Caesars and Amaya Partner to Promote Online Gambling in USPublished February 19, 2015 by Elana K
Caesars Entertainment and Amaya team up to fight for online gambling regulations in the US.
The battle over online gambling regulations in America is not a new one, but it is one that has been heating up over the past two years with the advent of legal internet gambling in three individual states: Nevada, New Jersey and Delaware.
Joining the battle are two industry giants, Caesars Entertainment and Amaya Gaming. The two plan to work together to push for online gambling legislation at both state and federal levels. While in the past there had been some conflict between PokerStars and Caesars, since Amaya acquired PokerStars in the summer of 2014 the relationship has been steadily on the mend.
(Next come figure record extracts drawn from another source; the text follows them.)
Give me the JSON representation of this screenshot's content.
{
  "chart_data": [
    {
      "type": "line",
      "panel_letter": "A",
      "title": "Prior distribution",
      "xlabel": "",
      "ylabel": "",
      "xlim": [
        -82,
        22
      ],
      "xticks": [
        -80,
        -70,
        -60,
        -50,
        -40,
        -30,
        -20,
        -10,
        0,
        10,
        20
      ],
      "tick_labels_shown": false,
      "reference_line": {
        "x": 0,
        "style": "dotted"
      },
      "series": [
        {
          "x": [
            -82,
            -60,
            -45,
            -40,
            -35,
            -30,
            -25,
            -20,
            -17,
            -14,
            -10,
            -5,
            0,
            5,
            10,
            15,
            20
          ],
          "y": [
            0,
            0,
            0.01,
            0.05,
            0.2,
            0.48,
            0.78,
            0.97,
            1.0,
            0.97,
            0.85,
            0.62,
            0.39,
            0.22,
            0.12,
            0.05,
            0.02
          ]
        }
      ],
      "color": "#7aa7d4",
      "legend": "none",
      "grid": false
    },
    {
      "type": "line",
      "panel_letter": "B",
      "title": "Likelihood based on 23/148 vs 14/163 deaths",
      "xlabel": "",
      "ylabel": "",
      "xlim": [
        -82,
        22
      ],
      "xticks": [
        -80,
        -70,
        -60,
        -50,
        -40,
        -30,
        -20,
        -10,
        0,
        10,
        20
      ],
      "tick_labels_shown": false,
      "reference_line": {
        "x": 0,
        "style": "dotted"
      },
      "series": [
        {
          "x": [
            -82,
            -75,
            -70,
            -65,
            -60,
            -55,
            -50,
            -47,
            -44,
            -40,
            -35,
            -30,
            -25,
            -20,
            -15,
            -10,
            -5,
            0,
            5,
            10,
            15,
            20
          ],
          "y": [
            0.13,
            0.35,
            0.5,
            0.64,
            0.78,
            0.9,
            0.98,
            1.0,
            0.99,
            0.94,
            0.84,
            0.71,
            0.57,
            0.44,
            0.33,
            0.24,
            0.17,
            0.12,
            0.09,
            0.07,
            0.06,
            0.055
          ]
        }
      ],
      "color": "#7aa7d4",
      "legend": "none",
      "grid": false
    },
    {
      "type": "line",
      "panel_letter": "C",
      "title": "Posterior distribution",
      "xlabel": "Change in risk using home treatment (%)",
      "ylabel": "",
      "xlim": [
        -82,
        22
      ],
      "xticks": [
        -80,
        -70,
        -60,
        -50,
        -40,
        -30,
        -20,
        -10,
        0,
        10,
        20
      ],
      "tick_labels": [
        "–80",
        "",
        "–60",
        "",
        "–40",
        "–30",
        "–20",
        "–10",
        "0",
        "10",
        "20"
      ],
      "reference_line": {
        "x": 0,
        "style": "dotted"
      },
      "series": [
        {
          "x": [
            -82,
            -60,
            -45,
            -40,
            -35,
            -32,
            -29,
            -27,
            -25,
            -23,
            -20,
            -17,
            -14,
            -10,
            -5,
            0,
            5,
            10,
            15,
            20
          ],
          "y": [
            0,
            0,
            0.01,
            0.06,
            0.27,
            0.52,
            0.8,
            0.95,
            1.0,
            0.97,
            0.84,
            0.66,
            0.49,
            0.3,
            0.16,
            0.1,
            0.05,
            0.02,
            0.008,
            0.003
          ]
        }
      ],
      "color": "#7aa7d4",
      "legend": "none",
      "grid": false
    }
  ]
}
The two even teamed up to offer online gambling in New Jersey, but their license has been delayed time and time again.
Now the two industry leaders are focusing their attention on the real issue at hand: legalizing online gambling in the US. “We need to focus on where our opposition really lies, and clearly it’s not Amaya and PokerStars. They are a strong ally in the space,” Caesars Entertainment’s Executive Vice President, Jan Jones-Blackhurst, commented.
Who is the Behind the Opposition?
Amaya and Caesars know who they are up against. It is none-other than casino magnate Sheldon Adelson, who, ironically, has been the staunchest, most outspoken opponent to online gambling legislation since the issue came up. “Click your mouse and lose your house,” Sheldon and his anti-gambling lobbyists have taken to saying.
But it is precisely because there are such strong (and well-funded) anti-gambling lobbyists that Caesars and Amaya are stepping up to work together in favor of their cause. Online gambling can have many positive benefits; namely, it can create jobs and increase state and federal revenue, which is sorely needed during this time of economic recession. Pro-internet gambling lobbyists hope that the support of these two powerful companies can help push through legislation for the allowance of internet gambling.